Testimony from Kashmir

Mukhtar Ahmad Bhatt is a boy of 11 years living in Naroo.  The village where he lives is a backward and remote village.  His parents are farm laborers and were unable to pay for the education of their child.  Therefore, Mukhtar stopped going to school.  He started spending his days just roaming around or joining his parents on the farm lands.

He was contacted by our staff at Srinagar while we were carrying out a survey to start a non-formal education center in the village.  Initially the boy was reluctant to come to the center, because he had developed a habit of roaming around free.  But slowly he began to come to the center and spend time with other children coming to the center.

He developed an interest in learning.  He did well like other children in the center.  Considering his progress, we suggested his parents readmit him to school.  With some follow ups it was possible to readmit him to school.  He now regularly goes to school and is performing well in his studies.

His parents are thankful to CSS and CWR for the good done to their son.

Testimony from Bihar

I am Kalwadevi, wife of late Sugarat Baswa, and I belong to a scheduled caste [the recognized Dalit caste – the mass, untouchable castes] in Sitamarhi, Bihar.  I am living the poverty stricken life of a widow.  Recently my husband passed away because we could not afford for his treatment.    Thereafter, responsibility of the family came upon my shoulders.  I started going from house to house and cleaning their utensils for a living and for taking care of my three daughters and one son.  But my situation got worse whenever I did not receive my wages on time.  It happened that sometimes we went hungry for days.

I was in such a bad condition, I had to give my eldest daughter in marriage, because she had already reached marriageable age.  I collected some money asking from door to door and from village to village.
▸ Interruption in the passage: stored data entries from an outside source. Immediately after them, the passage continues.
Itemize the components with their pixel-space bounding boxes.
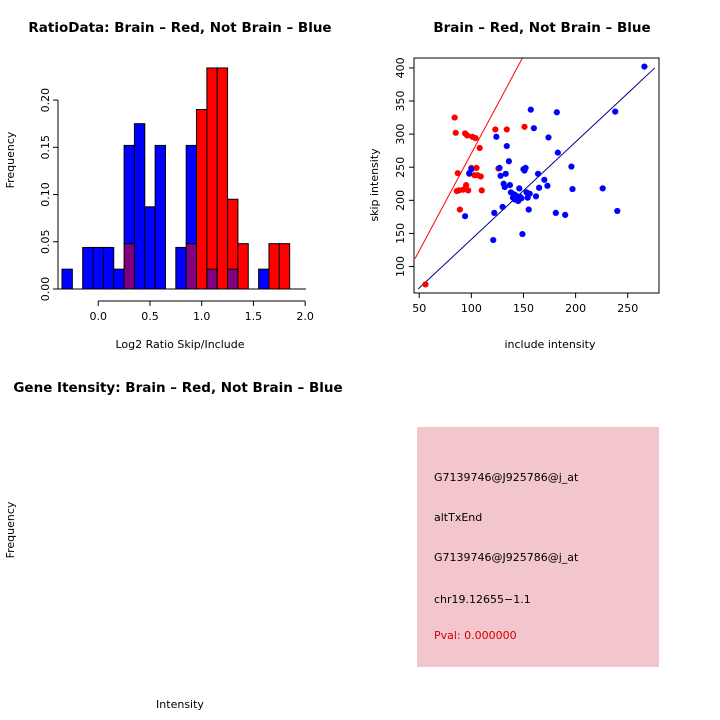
scatter-point-not-brain xyxy=(504,143,510,149)
scatter-point-brain xyxy=(478,173,484,179)
scatter-point-not-brain xyxy=(533,193,539,199)
scatter-point-brain xyxy=(452,114,458,120)
scatter-point-not-brain xyxy=(641,64,647,70)
x-axis-tick-label: 0.5 xyxy=(141,310,159,323)
y-axis-tick-label: 0.05 xyxy=(39,230,52,255)
gene-histogram-title: Gene Itensity: Brain – Red, Not Brain – … xyxy=(13,380,342,396)
panel-gene-histogram: Gene Itensity: Brain – Red, Not Brain – … xyxy=(0,360,360,720)
histogram-bar-overlap xyxy=(186,244,196,289)
histogram-bar-not-brain xyxy=(186,145,196,243)
scatter-xlabel: include intensity xyxy=(504,338,596,351)
info-line-pval: Pval: 0.000000 xyxy=(434,629,517,642)
scatter-svg: Brain – Red, Not Brain – Blue skip inten… xyxy=(360,0,720,360)
info-line-locus: chr19.12655−1.1 xyxy=(434,593,531,606)
histogram-bar-not-brain xyxy=(134,124,144,289)
scatter-point-brain xyxy=(504,126,510,132)
ratio-histogram-bars xyxy=(62,68,290,289)
scatter-point-brain xyxy=(473,165,479,171)
histogram-bar-brain xyxy=(207,68,217,269)
scatter-point-brain xyxy=(477,145,483,151)
y-axis-tick-label: 0.20 xyxy=(39,88,52,113)
scatter-point-not-brain xyxy=(503,171,509,177)
histogram-bar-brain xyxy=(217,68,227,289)
scatter-point-not-brain xyxy=(496,165,502,171)
y-axis-tick-label: 300 xyxy=(394,124,407,145)
scatter-point-not-brain xyxy=(568,163,574,169)
panel-scatter: Brain – Red, Not Brain – Blue skip inten… xyxy=(360,0,720,360)
scatter-point-brain xyxy=(479,187,485,193)
histogram-bar-not-brain xyxy=(83,247,93,289)
scatter-point-not-brain xyxy=(555,150,561,156)
histogram-bar-not-brain xyxy=(155,145,165,289)
histogram-bar-not-brain xyxy=(259,269,269,289)
panel-ratio-histogram: RatioData: Brain – Red, Not Brain – Blue… xyxy=(0,0,360,360)
x-axis-tick-label: 100 xyxy=(461,302,482,315)
gene-histogram-xlabel: Intensity xyxy=(156,698,204,711)
info-line-event-type: altTxEnd xyxy=(434,511,482,524)
ratio-histogram-ylabel: Frequency xyxy=(4,131,17,188)
y-axis-tick-label: 200 xyxy=(394,190,407,211)
scatter-point-not-brain xyxy=(536,185,542,191)
y-axis-tick-label: 100 xyxy=(394,256,407,277)
histogram-bar-overlap xyxy=(228,269,238,289)
scatter-fit-line-brain-fit xyxy=(415,56,523,259)
y-axis-tick-label: 400 xyxy=(394,57,407,78)
histogram-bar-brain xyxy=(238,244,248,289)
histogram-bar-not-brain xyxy=(62,269,72,289)
scatter-point-brain xyxy=(472,135,478,141)
scatter-point-not-brain xyxy=(507,182,513,188)
histogram-bar-not-brain xyxy=(145,207,155,289)
scatter-point-brain xyxy=(453,130,459,136)
scatter-point-not-brain xyxy=(500,204,506,210)
scatter-plot-area xyxy=(415,56,655,289)
y-axis-tick-label: 150 xyxy=(394,223,407,244)
ratio-histogram-xlabel: Log2 Ratio Skip/Include xyxy=(115,338,244,351)
scatter-point-not-brain xyxy=(531,125,537,131)
scatter-point-brain xyxy=(422,281,428,287)
histogram-bar-brain xyxy=(279,244,289,289)
x-axis-tick-label: 0.0 xyxy=(89,310,107,323)
scatter-clip-group xyxy=(415,56,655,289)
scatter-point-not-brain xyxy=(600,185,606,191)
x-axis-tick-label: 250 xyxy=(617,302,638,315)
scatter-point-not-brain xyxy=(562,212,568,218)
plot-page: RatioData: Brain – Red, Not Brain – Blue… xyxy=(0,0,720,720)
scatter-point-not-brain xyxy=(462,213,468,219)
ratio-histogram-svg: RatioData: Brain – Red, Not Brain – Blue… xyxy=(0,0,360,360)
scatter-point-brain xyxy=(464,132,470,138)
gene-histogram-ylabel: Frequency xyxy=(4,501,17,558)
scatter-title: Brain – Red, Not Brain – Blue xyxy=(433,20,650,36)
histogram-bar-not-brain xyxy=(124,145,134,243)
x-axis-tick-label: 1.5 xyxy=(245,310,263,323)
scatter-fit-line-not-brain-fit xyxy=(418,68,655,289)
ratio-histogram-title: RatioData: Brain – Red, Not Brain – Blue xyxy=(28,20,331,36)
histogram-bar-not-brain xyxy=(114,269,124,289)
scatter-point-brain xyxy=(521,124,527,130)
scatter-point-not-brain xyxy=(493,134,499,140)
info-line-probeset-id-2: G7139746@J925786@j_at xyxy=(434,551,578,564)
scatter-point-not-brain xyxy=(554,109,560,115)
scatter-point-brain xyxy=(457,206,463,212)
x-axis-tick-label: 1.0 xyxy=(193,310,211,323)
histogram-bar-overlap xyxy=(124,244,134,289)
x-axis-tick-label: 150 xyxy=(513,302,534,315)
scatter-point-not-brain xyxy=(553,210,559,216)
info-line-probeset-id: G7139746@J925786@j_at xyxy=(434,471,578,484)
scatter-point-not-brain xyxy=(468,166,474,172)
histogram-bar-not-brain xyxy=(176,247,186,289)
scatter-point-not-brain xyxy=(526,206,532,212)
scatter-point-brain xyxy=(455,170,461,176)
y-axis-tick-label: 0.15 xyxy=(39,135,52,160)
scatter-point-not-brain xyxy=(614,208,620,214)
gene-info-panel: G7139746@J925786@j_at altTxEnd G7139746@… xyxy=(417,427,659,667)
histogram-bar-overlap xyxy=(207,269,217,289)
scatter-point-not-brain xyxy=(506,158,512,164)
scatter-point-brain xyxy=(492,126,498,132)
scatter-point-not-brain xyxy=(527,191,533,197)
scatter-axes: 10015020025030035040050100150200250 xyxy=(394,57,659,315)
y-axis-tick-label: 250 xyxy=(394,157,407,178)
scatter-point-not-brain xyxy=(519,231,525,237)
scatter-point-not-brain xyxy=(541,177,547,183)
scatter-point-not-brain xyxy=(518,195,524,201)
scatter-point-not-brain xyxy=(516,185,522,191)
scatter-point-not-brain xyxy=(528,107,534,113)
x-axis-tick-label: 200 xyxy=(565,302,586,315)
histogram-bar-brain xyxy=(228,199,238,269)
scatter-point-not-brain xyxy=(491,210,497,216)
scatter-point-brain xyxy=(463,182,469,188)
x-axis-tick-label: 50 xyxy=(412,302,426,315)
histogram-bar-not-brain xyxy=(93,247,103,289)
x-axis-tick-label: 2.0 xyxy=(296,310,314,323)
scatter-point-not-brain xyxy=(490,237,496,243)
y-axis-tick-label: 350 xyxy=(394,91,407,112)
scatter-point-not-brain xyxy=(544,183,550,189)
scatter-point-not-brain xyxy=(535,171,541,177)
scatter-ylabel: skip intensity xyxy=(368,148,381,222)
y-axis-tick-label: 0.00 xyxy=(39,277,52,302)
histogram-bar-brain xyxy=(269,244,279,289)
gene-histogram-svg: Gene Itensity: Brain – Red, Not Brain – … xyxy=(0,360,360,720)
scatter-point-not-brain xyxy=(522,165,528,171)
histogram-bar-not-brain xyxy=(103,247,113,289)
scatter-point-not-brain xyxy=(612,109,618,115)
histogram-bar-brain xyxy=(197,110,207,289)
scatter-point-not-brain xyxy=(569,186,575,192)
scatter-point-brain xyxy=(465,187,471,193)
y-axis-tick-label: 0.10 xyxy=(39,182,52,207)
scatter-point-not-brain xyxy=(545,134,551,140)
I also took some loan with high interest rate.  Somehow the marriage was done.  Sometime later, my son got married to a girl in the neighborhood village and went away to Punjab in search of job.  I hear less about him and his family.

In addition, I became weaker and sick by not taking medicine in time.  But I had to live on, because I had the responsibility of my two daughters.  They have to be given in marriage.
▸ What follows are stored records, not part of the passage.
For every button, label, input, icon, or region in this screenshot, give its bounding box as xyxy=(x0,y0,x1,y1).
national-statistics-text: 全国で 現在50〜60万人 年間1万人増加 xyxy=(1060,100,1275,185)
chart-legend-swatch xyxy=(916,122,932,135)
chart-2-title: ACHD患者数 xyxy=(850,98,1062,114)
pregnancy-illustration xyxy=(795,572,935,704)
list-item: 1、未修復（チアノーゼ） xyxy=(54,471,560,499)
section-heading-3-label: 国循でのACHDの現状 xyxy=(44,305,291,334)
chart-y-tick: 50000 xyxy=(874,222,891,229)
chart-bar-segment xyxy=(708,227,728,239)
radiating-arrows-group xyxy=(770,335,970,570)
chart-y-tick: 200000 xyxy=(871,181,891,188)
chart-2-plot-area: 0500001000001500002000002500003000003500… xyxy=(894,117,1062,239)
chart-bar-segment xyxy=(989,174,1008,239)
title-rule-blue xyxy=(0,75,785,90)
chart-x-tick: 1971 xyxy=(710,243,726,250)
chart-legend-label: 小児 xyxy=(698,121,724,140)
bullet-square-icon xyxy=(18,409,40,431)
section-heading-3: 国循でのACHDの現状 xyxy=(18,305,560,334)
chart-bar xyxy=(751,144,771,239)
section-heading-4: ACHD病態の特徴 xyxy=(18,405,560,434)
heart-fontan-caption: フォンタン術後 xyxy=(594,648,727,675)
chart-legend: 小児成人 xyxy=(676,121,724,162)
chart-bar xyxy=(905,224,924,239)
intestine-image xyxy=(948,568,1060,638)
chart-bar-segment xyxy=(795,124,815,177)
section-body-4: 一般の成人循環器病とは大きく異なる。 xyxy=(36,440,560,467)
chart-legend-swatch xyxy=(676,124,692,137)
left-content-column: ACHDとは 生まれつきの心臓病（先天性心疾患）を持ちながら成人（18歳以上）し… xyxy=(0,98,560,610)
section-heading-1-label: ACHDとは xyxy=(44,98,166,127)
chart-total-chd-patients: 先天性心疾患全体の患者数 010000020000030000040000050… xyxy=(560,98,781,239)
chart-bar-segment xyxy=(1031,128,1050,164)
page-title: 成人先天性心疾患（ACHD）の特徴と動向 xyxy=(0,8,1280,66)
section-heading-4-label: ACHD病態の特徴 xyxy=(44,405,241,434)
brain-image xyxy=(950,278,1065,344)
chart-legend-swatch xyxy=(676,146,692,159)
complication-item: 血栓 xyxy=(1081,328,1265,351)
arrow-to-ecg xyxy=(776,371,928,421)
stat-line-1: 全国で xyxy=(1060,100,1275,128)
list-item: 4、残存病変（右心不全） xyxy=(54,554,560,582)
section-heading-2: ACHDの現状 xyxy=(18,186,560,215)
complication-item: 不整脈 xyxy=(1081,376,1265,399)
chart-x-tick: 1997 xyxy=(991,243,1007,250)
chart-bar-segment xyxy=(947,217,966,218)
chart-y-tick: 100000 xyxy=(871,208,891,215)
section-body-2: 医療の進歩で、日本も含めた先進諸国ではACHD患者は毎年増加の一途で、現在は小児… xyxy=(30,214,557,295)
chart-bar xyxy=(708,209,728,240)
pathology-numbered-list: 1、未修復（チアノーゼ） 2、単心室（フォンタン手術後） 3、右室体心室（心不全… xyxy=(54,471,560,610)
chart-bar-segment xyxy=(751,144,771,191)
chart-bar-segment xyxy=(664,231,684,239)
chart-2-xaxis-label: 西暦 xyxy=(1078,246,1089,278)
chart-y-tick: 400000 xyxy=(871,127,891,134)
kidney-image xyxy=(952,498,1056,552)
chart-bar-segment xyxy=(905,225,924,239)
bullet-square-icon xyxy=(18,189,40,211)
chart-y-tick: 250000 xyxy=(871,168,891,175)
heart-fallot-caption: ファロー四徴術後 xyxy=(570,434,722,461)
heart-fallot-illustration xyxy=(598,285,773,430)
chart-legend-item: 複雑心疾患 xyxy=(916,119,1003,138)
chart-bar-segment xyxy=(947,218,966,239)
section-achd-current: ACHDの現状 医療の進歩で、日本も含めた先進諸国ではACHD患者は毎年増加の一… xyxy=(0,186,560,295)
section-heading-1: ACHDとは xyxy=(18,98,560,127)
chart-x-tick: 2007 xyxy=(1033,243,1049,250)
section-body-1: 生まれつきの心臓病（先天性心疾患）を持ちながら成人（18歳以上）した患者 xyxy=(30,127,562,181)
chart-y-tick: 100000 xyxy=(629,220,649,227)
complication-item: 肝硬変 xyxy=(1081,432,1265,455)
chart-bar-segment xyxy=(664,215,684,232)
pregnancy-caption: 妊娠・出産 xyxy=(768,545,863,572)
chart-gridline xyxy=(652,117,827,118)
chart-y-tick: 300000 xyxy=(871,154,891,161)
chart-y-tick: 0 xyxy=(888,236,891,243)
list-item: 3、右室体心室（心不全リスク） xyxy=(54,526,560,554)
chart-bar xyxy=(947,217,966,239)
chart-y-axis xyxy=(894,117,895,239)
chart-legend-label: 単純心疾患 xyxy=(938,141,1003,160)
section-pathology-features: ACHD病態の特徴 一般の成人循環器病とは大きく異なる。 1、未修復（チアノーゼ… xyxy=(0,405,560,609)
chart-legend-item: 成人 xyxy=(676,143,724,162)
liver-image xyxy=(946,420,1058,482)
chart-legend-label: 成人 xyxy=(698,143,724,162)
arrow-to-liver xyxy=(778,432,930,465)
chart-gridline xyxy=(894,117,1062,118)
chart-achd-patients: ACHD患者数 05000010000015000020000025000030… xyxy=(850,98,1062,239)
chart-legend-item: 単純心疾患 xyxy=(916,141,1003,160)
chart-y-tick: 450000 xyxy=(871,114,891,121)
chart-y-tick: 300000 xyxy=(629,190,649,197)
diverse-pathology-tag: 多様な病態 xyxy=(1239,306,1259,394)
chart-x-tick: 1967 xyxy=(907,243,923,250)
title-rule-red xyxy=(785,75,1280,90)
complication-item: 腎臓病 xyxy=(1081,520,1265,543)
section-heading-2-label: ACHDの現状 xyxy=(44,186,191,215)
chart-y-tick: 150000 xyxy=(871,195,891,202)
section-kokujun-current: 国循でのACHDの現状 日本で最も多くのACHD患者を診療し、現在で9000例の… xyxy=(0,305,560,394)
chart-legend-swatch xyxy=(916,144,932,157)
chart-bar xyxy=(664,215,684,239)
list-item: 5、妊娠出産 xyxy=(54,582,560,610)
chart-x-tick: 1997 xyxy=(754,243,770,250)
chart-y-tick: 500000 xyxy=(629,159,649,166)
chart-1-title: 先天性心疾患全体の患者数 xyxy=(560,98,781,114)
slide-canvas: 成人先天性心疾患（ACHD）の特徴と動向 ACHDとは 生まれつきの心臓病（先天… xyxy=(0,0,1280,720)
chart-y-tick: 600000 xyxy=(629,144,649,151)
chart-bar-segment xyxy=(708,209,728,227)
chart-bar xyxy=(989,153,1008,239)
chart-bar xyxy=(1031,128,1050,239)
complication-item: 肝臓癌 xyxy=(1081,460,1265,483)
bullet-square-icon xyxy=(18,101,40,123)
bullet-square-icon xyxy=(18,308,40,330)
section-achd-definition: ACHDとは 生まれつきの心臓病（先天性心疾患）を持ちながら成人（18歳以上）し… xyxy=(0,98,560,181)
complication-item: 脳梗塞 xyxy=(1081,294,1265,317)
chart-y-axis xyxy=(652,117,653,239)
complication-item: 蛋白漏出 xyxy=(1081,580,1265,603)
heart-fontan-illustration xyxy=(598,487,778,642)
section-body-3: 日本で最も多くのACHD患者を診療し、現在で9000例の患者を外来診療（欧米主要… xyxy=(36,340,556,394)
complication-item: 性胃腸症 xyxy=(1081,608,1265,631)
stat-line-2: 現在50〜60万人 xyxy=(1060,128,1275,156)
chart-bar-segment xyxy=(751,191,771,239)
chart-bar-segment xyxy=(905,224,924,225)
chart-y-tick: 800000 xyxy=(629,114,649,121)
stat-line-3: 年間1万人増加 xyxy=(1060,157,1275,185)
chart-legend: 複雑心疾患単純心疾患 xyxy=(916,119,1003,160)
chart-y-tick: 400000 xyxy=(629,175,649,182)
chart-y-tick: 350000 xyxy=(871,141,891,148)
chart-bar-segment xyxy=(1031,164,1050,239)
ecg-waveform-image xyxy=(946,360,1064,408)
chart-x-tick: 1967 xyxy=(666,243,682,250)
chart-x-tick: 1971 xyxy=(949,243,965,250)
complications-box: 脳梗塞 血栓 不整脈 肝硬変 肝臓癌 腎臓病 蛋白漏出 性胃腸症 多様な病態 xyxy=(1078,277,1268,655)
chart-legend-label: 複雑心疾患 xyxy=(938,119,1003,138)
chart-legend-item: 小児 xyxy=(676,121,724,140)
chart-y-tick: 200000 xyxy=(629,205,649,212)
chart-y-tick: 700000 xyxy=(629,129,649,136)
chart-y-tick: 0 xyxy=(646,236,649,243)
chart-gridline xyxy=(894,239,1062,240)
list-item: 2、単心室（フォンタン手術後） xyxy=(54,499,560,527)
But, by the mercy of our God, that I met Jitendra (the field staff at Sitamari).  He came to know about my situation and suggested that I can start a business for a better living.  He also offered me a micro loan with no interest.  With his guidance and micro loan, I have started a small business of selling readymade clothes and toys for children.  I go from lane to street with a tri-cycle and sell those items.

Now I am able to live a better life through the profit received from the small business.  I, on behalf of my family, express millions of thanks to CSS and CWR for their generous support and guidance.

Apki Behen (Your sister),


Update from Orissa

40 families have been supported through a connection with the government for various projects and facilities.  Two training programs have been conducted on how to avail government linkages and what are the appropriate projects and facilities available for the tribal Christians.

30 farmers have been rewarded farm lands on a one-year lease basis for cultivation.  Rice will be their major cultivation in these lands.  These farmers cannot cultivate in their own land, because they fear that once they enter their village, they may be asked to convert to local religion.

The beneficiaries of all categories have been encouraged to participate in the Palli Sabha (village meeting).  The Palli Sabha has agreed to approve Indira Awas for availing housing to seven poor people.   Seven of the beneficiaries have received job cards (an arrangement which provides at least 100 days of earning opportunity to poor).  Some of them have received Ration Cards (under this arrangement, a card holder receives few kilograms of rice, wheat, sugar and cooking oil at very subsidized rates).  Four persons have been able to receive BPL card (a BPL card holder is recognized by the government as Below Poverty Line, and is given all schemes available for them).

Non- formal education classes are continuing at Padrikiya.  Sewing classes are continuing in Murdiparga and Kopukuta with 12 and 15 students respectively.